St Austell Brewery has reported a 6.1% increase in annual turnover to a record level of £179.6 million in the 52-week period to December 30, 2018 and an operating profit of £13m.

Non-executive chairman, Will Michelmore (pictured), said: “The business continued to build for the future in 2018 with £13.5m capital expenditure invested in our pubs as well as in opening our new Hare Brewery, producing Bath Ales.

Will Michelmore

“The underlying business remained strong in 2018 with turnover increasing by 6.1%, with the strongest growth coming from wholesaling and national sales. However, the operating profit, at £13m, was 6.2% lower than 2017, which reflected the additional operating costs faced by our industry, changes to our sales mix, plus the ongoing investments we are making to put in place systems and infrastructure that will support our sustainable long-term growth.”

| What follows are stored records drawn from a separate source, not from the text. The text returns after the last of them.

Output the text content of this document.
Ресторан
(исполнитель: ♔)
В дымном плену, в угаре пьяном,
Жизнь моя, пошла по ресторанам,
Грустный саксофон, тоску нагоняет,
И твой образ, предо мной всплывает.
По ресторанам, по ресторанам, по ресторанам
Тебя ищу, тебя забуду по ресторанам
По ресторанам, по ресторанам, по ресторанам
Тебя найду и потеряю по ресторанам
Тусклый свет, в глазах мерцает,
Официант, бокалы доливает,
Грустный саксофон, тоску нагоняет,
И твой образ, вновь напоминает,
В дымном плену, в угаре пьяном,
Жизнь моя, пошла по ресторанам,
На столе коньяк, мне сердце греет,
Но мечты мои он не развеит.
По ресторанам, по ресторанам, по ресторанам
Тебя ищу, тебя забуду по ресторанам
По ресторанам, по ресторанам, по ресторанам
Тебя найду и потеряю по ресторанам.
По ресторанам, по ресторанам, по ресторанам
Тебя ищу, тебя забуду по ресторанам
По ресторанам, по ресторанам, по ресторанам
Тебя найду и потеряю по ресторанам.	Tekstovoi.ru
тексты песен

Chief executive, James Staughton, said: “Our pub business returned a solid performance, with the managed pubs seeing a 2.3% like-for-like sales increase. Wet like-for-like sales increased by 5%, while food remained level, reflecting the particularly hot weather in the summer and some of the wider challenges in the eating out market. Our tenanted and leased pubs remain a key part of our business and experienced like-for-like net income growth of 2.9%.

“I am encouraged to report that our own beer volumes increased by 5.1% in 2018, with on-trade volumes up 2.8% and the off-trade up by 10.3%. 2018 was a particularly good year for Proper Job IPA cask, which grew by 17.9%, and for Korev lager, which saw volumes increase by 11%.

“The first new beer to be launched from the Hare Brewery was Bath Ales Sulis lager, a 4.2% English lager, which secured listings in over 300 outlets in its first six months of production.”

He added: “Our strategy remains unchanged and we will continue to invest for the long term, focusing on the creation and development of high-quality beer brands, developing our people, and growing the scale and quality of our pub estate through selective acquisitions and continued investment.”